We Need to Do a Better Job of Representing the Data

The purpose of the Michigan study was to find out what health officials can do to convince parents that vaccines are safe. They concluded that officials needed to do a better job at representing the data by selling safety through pediatricians and social marketing.

I couldn’t agree more.

Whether it’s through pediatricians, the media or social marketing, we do need to do a better job of representing the data – with one caveat: we also need to listen to the patients and their parents, and take their vaccine concerns seriously.

It’s time for health officials to recognize that parents want – and deserve – to be shown the science and the real data, and be given a choice when it comes to vaccinating themselves and their children.

CDC Wants to Muzzle the Media

Unfortunately, I see no signs of this actually happening.

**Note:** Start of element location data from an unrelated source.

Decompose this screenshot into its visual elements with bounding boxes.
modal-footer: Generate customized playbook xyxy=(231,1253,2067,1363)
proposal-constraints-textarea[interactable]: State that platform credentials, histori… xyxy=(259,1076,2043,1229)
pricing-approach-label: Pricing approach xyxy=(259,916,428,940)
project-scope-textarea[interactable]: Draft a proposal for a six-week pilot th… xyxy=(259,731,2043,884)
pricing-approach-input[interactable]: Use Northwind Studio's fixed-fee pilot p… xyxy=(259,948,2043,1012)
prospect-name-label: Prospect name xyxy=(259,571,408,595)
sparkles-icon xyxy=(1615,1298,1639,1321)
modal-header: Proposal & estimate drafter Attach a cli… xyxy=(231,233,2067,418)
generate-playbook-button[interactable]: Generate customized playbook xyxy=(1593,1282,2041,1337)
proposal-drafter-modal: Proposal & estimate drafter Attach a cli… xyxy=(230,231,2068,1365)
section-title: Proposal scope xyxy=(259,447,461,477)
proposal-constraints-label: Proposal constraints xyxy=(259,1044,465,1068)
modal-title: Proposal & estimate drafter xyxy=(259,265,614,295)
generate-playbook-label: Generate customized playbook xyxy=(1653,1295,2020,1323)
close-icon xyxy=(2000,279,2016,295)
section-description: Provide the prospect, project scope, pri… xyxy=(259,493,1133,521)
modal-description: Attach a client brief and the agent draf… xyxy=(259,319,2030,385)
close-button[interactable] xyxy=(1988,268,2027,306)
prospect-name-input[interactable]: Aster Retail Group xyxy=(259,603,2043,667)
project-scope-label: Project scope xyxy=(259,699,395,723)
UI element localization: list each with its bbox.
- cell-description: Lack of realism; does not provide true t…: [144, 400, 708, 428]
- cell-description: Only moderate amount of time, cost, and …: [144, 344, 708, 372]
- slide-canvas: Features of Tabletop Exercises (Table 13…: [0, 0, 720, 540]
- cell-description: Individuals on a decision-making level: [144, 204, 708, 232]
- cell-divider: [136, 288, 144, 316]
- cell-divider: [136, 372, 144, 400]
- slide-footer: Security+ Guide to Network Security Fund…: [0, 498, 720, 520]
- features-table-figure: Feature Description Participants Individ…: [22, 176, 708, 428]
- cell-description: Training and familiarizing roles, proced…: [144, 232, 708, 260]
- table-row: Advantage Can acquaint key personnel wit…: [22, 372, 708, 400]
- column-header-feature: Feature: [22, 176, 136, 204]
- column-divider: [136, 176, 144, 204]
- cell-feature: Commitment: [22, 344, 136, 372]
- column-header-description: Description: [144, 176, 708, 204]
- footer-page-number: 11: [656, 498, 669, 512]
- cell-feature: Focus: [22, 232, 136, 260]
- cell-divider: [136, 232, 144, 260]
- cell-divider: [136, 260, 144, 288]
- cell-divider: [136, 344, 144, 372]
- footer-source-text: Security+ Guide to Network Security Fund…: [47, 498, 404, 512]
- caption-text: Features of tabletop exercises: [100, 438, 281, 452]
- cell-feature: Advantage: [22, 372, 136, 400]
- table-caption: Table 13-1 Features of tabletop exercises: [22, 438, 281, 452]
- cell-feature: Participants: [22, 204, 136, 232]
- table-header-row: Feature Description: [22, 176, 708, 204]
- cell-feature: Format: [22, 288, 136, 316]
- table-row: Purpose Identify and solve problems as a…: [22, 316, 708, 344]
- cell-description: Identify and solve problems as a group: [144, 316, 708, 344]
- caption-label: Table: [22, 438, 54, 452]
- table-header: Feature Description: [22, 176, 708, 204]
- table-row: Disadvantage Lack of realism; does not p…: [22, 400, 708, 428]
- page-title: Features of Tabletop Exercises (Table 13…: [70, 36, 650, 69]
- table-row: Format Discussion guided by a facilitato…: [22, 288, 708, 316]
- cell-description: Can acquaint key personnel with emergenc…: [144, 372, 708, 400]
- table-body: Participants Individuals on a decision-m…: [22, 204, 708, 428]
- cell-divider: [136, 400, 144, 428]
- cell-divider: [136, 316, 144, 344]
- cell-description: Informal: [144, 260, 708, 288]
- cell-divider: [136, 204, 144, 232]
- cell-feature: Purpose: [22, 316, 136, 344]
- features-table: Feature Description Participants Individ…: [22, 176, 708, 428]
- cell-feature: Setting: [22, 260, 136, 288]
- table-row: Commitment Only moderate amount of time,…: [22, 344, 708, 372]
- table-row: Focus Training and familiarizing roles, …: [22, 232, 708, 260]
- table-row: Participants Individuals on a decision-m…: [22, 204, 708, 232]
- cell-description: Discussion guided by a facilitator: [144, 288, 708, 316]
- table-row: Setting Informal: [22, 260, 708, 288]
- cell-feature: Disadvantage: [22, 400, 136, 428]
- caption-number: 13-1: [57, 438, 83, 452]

On the contrary, the US Health and Human Services secretary Kathleen Sebelius recently told Reader's Digest that health officials had decided to tackle the problem of increasing concerns about vaccines causing autism by suppressing the press.

Yes, you read that right: in a March Reader's Digest interview in connection with H1N1 vaccines, Sebelius said:

“There are groups out there that insist that vaccines are responsible for a variety of problems despite all scientific evidence to the contrary.

We have reached out to media outlets to try to get them to not give the views of these people equal weight in their reporting to what science has shown and continues to show about the safety of vaccines.” [Emphasis mine.]

Not give them equal weight in their reporting? Isn’t telling both sides of an issue what “objective” journalism is all about?

The saddest part of this is that Sebelius is serious. Health officials’ latest answer to parents’ vaccine concerns is, if they can’t manipulate and fool you outright, then they’ll just muzzle the media.

Folks, you simply must realize that there’s no substitute for doing your own homework, especially on important topics such as this one. And always remember, you have the power to take control of your health, and the health of your children. Use it!